For coco farmers only

After nearly three decades and five presidents, the promised assistance to millions of coconut farmers remains elusive. Many of those years were spent—some were actually wasted—on tedious court litigations against private persons who had benefited from the controversial coconut levy funds. Last week, the Supreme Court ruled with finality on yet another case involving the money collected from the farmers during the Marcos regime.

The high court ruled on Eduardo “Danding” Cojuangco’s “commission” in the form of shares of stocks that he received after negotiating the acquisition by the Philippine Coconut Authority (PCA) of First United Bank, the predecessor of United Coconut Planters Bank. The high court noted that Cojuangco, a known Marcos associate, had in effect received public assets then worth P10.88 million, given his admission that the PCA paid the entire acquisition price for the bank using levy funds. The high court also upheld the Sandiganbayan ruling on July 11, 2003, declaring the government the owner of 72.2 percent of UCBP, which the PCA bought using levy funds.

The amount involved in last week’s ruling may run into the millions of pesos but will definitely pale vis-à-vis the value of the sequestered shares of San Miguel Corp. that the Supreme Court ruled in January 2012 as belonging to the coconut farmers, for being acquired using coconut levy funds. The shares, equivalent to 24 percent of SMC, were valued at P84 billion back then.

On Oct. 5, 2012, a day after the high court ruled with finality that the shares belonged to the government on behalf of the coconut sector, SMC formally turned over P57.6 billion to the government-owned Coconut Industry Investment Fund, which is mandated to assist the more than three million coconut farmers nationwide, as payment for 700 million preferred shares redeemed in September. (The 24-percent stake in SMC that was the subject of the high court’s decision was converted into 700 million redeemable preferred shares.) No less than Cojuangco awarded the check to then CIIF president Jess Arranza.

Despite the string of legal victories for the coconut sector, the pressing issue is how best to use the money to immediately help the coconut farmers. At the turnover of the funds to the CIIF in October 2012, Arranza said the amount would help fund programs benefiting the coconut industry and its farmers, adding that part of it would go to research and development (R&D) as well as livelihood programs for the farmers.

Last January, the First Coconut Farmers and Industry Stakeholders’ Summit was held and industry groups expressed support for the government plan to create a trust fund to hold the coconut levy funds.
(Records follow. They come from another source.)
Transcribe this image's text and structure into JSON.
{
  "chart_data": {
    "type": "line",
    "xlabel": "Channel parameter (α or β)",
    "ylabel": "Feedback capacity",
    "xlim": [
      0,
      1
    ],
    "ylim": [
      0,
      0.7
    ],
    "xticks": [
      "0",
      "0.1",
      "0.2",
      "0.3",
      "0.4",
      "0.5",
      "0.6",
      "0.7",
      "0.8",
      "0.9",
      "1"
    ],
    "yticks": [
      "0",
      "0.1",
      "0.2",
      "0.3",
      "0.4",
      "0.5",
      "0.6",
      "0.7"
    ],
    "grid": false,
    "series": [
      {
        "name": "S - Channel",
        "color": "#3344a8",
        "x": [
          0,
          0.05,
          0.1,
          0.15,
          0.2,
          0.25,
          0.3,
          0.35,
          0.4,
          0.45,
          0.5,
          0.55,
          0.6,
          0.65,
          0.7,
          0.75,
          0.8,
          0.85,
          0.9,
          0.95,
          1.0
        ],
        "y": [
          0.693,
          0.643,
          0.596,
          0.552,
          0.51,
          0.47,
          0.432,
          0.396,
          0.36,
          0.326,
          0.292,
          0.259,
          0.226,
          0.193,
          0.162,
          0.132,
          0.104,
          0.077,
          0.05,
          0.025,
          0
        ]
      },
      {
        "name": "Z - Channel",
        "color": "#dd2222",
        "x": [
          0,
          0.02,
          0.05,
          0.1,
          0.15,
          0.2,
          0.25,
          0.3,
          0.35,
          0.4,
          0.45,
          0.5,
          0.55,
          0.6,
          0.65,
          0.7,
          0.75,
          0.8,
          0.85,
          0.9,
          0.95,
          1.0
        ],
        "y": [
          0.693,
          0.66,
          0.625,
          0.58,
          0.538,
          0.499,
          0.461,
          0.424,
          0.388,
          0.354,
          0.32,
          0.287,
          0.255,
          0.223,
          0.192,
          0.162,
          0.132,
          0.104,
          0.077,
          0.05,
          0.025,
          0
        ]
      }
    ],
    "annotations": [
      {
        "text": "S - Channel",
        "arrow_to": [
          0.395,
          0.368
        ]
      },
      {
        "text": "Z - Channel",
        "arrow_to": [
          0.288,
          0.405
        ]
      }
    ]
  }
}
Agriculture Secretary Proceso Alcala raised a salient point: the investment of the levy funds in safe instruments so that the interest could be used for projects with an “immediate impact” on the industry. Some groups have suggested that the fund be used for coconut planting and replanting, seed farm development, fertilization and pest control, provision of livelihood and credit for business capital, scholarships, R&D for technologies to benefit the industry, and provision of insurance and health coverage for farmers.

The question now is: What is keeping the government from initiating these activities? The Presidential Task Force on the Coco Levy Fund, which is to determine where the recovered coconut levy funds should go, has been in place since 2010. It is composed of representatives of the Presidential Management Staff, National Anti-Poverty Commission, Presidential Commission on Good Government, PCA, and the departments of agriculture, agrarian reform, finance, and budget and management.

There is not an iota of doubt that the money should be used to help only the coconut farmers. The Supreme Court has said so, and reiterated this fact in its order last week when it pointed out that the funds reconveyed to the government “shall be used only for the benefit of all coconut farmers and for the development of the coconut industry.” The high court’s ruling on the 24-percent block of SMC shares was issued with the same caveat.

The Aquino administration must now make the right moves to benefit the coconut industry, in particular the small farmers who still account for a big portion of the rural poor. These farmers paid that levy. It’s time they benefited from it.